Selective fisheries may impact non-target species as well as limit the productivity of target species if their predators are not harvested. The outcomes of multispecies harvest strategies that include targeting predators depend on ecological and economic constraints, though the development of ecosystem-based management plans has typically focused on ecological constraints.
In Chignik, Alaska, sockeye salmon support a valuable commercial fishery and, as juveniles, are preyed upon by coho salmon, a species not subject to a targeted harvest. Whether exploitation of coho salmon would enhance overall fishery value by releasing sockeye salmon from predation constraints is not understood. We employ simulation models to examine the ecological and economic conditions necessary for directly targeting coho salmon to benefit fishers and seafood processors, two distinct but inter-dependent stakeholders in this ecosystem.
Model results indicate fishers are likely to experience increased value regardless of economic constraints, as long as coho salmon predation negatively affects sockeye salmon productivity. However, seafood processors are much more limited in the conditions which produce increased economic value, constrained by greater operation costs required to process harvested coho salmon.

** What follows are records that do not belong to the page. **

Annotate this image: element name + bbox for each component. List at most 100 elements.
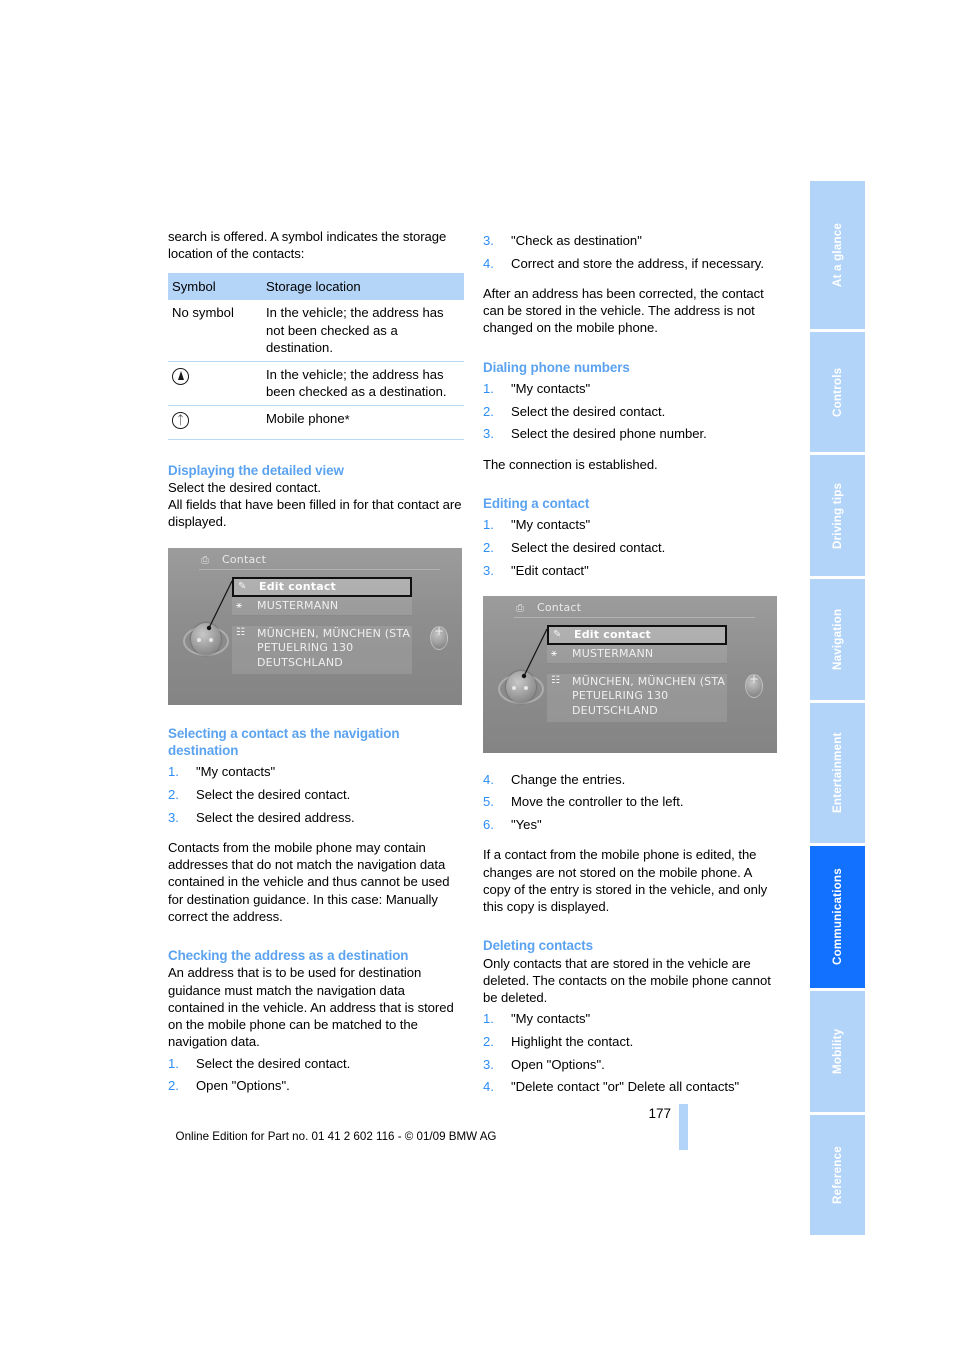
detailed-view-line1: Select the desired contact. <box>168 480 321 496</box>
list-item: 6. "Yes" <box>483 816 779 833</box>
plus-button-illustration <box>745 672 763 698</box>
checking-address-continued-note: After an address has been corrected, the… <box>483 285 764 336</box>
step-number: 2. <box>168 1078 179 1094</box>
intro-paragraph: search is offered. A symbol indicates th… <box>168 229 447 262</box>
menu-item-edit-contact: ✎ Edit contact <box>232 576 412 597</box>
list-item: 3. "Edit contact" <box>483 562 779 579</box>
step-number: 4. <box>483 771 494 787</box>
table-header-symbol: Symbol <box>168 273 262 301</box>
step-text: "My contacts" <box>196 764 276 780</box>
address-book-icon: ☷ <box>236 626 245 638</box>
step-number: 1. <box>483 1011 494 1027</box>
controller-knob <box>191 622 221 655</box>
list-item: 3. "Check as destination" <box>483 232 779 249</box>
tab-entertainment[interactable]: Entertainment <box>810 703 865 843</box>
screen-title: Contact <box>222 552 267 566</box>
step-number: 1. <box>168 764 179 780</box>
pencil-edit-icon: ✎ <box>238 580 247 592</box>
pencil-edit-icon: ✎ <box>553 628 562 640</box>
table-header-storage-location: Storage location <box>262 273 464 301</box>
idrive-controller-illustration <box>183 620 229 660</box>
address-line-2: PETUELRING 130 <box>572 689 669 703</box>
address-line-3: DEUTSCHLAND <box>572 703 658 717</box>
menu-item-contact-name-label: MUSTERMANN <box>257 598 339 612</box>
controller-dot-left <box>512 685 516 690</box>
step-text: Highlight the contact. <box>511 1033 634 1049</box>
step-text: "Edit contact" <box>511 562 589 578</box>
tab-mobility[interactable]: Mobility <box>810 991 865 1112</box>
checking-address-note: An address that is to be used for destin… <box>168 965 454 1050</box>
table-row: No symbol In the vehicle; the address ha… <box>168 300 464 363</box>
step-number: 3. <box>483 1056 494 1072</box>
step-number: 1. <box>483 517 494 533</box>
dialing-note: The connection is established. <box>483 456 658 472</box>
address-line-2: PETUELRING 130 <box>257 641 354 655</box>
tab-at-a-glance[interactable]: At a glance <box>810 181 865 329</box>
footer-note: Online Edition for Part no. 01 41 2 602 … <box>175 1130 497 1143</box>
left-column: search is offered. A symbol indicates th… <box>168 228 464 1094</box>
nav-destination-note: Contacts from the mobile phone may conta… <box>168 840 450 924</box>
step-number: 3. <box>483 426 494 442</box>
tab-navigation[interactable]: Navigation <box>810 579 865 700</box>
list-item: 1. "My contacts" <box>483 516 779 533</box>
cell-location-mobile-phone: Mobile phone* <box>262 405 464 440</box>
heading-displaying-detailed-view: Displaying the detailed view <box>168 462 344 478</box>
tab-label: At a glance <box>831 222 844 288</box>
tab-label: Communications <box>831 868 844 966</box>
detailed-view-line2: All fields that have been filled in for … <box>168 497 462 530</box>
step-text: Select the desired contact. <box>511 539 666 555</box>
screen-address-block: ☷ MÜNCHEN, MÜNCHEN (STA PETUELRING 130 D… <box>232 625 412 675</box>
checking-address-steps-continued: 3. "Check as destination" 4. Correct and s… <box>483 232 779 272</box>
tab-communications[interactable]: Communications <box>810 846 865 988</box>
symbol-storage-table: Symbol Storage location No symbol In the… <box>168 273 464 440</box>
step-text: Move the controller to the left. <box>511 794 684 810</box>
step-number: 2. <box>483 403 494 419</box>
step-text: Select the desired contact. <box>196 1055 351 1071</box>
list-item: 3. Open "Options". <box>483 1056 779 1073</box>
tab-label: Controls <box>831 367 844 417</box>
symbol-table-wrapper: Symbol Storage location No symbol In the… <box>168 273 464 440</box>
tab-label: Entertainment <box>831 732 844 814</box>
list-item: 4. Change the entries. <box>483 771 779 788</box>
screen-menu-list: ✎ Edit contact ⚹ MUSTERMANN <box>547 624 727 664</box>
idrive-controller-illustration <box>498 668 544 708</box>
person-icon: ⚹ <box>236 599 243 611</box>
step-number: 4. <box>483 255 494 271</box>
step-text: Correct and store the address, if necess… <box>511 255 765 271</box>
tab-label: Navigation <box>831 608 844 671</box>
cell-symbol-none: No symbol <box>168 300 262 363</box>
menu-item-edit-contact-label: Edit contact <box>259 579 337 593</box>
step-text: Select the desired contact. <box>511 403 666 419</box>
step-text: Select the desired address. <box>196 809 355 825</box>
step-text: "My contacts" <box>511 1011 591 1027</box>
step-number: 3. <box>483 233 494 248</box>
list-item: 4. "Delete contact "or" Delete all contac… <box>483 1078 779 1095</box>
step-text: "My contacts" <box>511 380 591 396</box>
step-number: 6. <box>483 817 494 833</box>
tab-driving-tips[interactable]: Driving tips <box>810 455 865 576</box>
controller-knob <box>506 670 536 703</box>
page-marker-bar <box>679 1104 688 1150</box>
heading-editing-contact: Editing a contact <box>483 495 590 511</box>
tab-controls[interactable]: Controls <box>810 332 865 452</box>
step-text: "Check as destination" <box>511 233 642 248</box>
cell-location-navigation: In the vehicle; the address has been che… <box>262 361 464 407</box>
screen-titlebar: ⎙ Contact <box>199 552 440 570</box>
list-item: 2. Select the desired contact. <box>168 786 464 803</box>
person-icon: ⚹ <box>551 647 558 659</box>
step-number: 3. <box>168 809 179 825</box>
list-item: 4. Correct and store the address, if nece… <box>483 255 779 272</box>
list-item: 3. Select the desired phone number. <box>483 425 779 442</box>
list-item: 1. "My contacts" <box>168 763 464 780</box>
bluetooth-circle-icon: ᛏ <box>172 412 189 430</box>
screen-title: Contact <box>537 600 582 614</box>
idrive-screenshot-edit-contact: ⎙ Contact ✎ Edit contact ⚹ MUSTERMANN ☷ … <box>483 595 777 753</box>
navigation-arrow-circle-icon <box>172 368 189 386</box>
idrive-screenshot-contact-detail: ⎙ Contact ✎ Edit contact ⚹ MUSTERMANN ☷ … <box>168 547 462 705</box>
tab-label: Driving tips <box>831 482 844 549</box>
cell-symbol-bluetooth: ᛏ <box>168 405 262 440</box>
asterisk-footnote-marker: * <box>344 412 350 428</box>
list-item: 2. Highlight the contact. <box>483 1033 779 1050</box>
heading-dialing-phone-numbers: Dialing phone numbers <box>483 359 630 375</box>
list-item: 1. "My contacts" <box>483 380 779 397</box>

Synthesis and applications. The unique economic constraints and opportunities of different stakeholders can present contrasting outlooks on the potential benefits of alternative harvest strategies, even if the alternative strategies are predicted to increase yield. The findings herein demonstrate the importance of considering multiple stakeholders when considering alternative management strategies. Depending on the level of risk stakeholders are willing to accept, an active adaptive management strategy reducing coho salmon escapement to low levels could provide valuable information about ecosystem structure as well as potentially providing the greatest economic benefit to the fishery.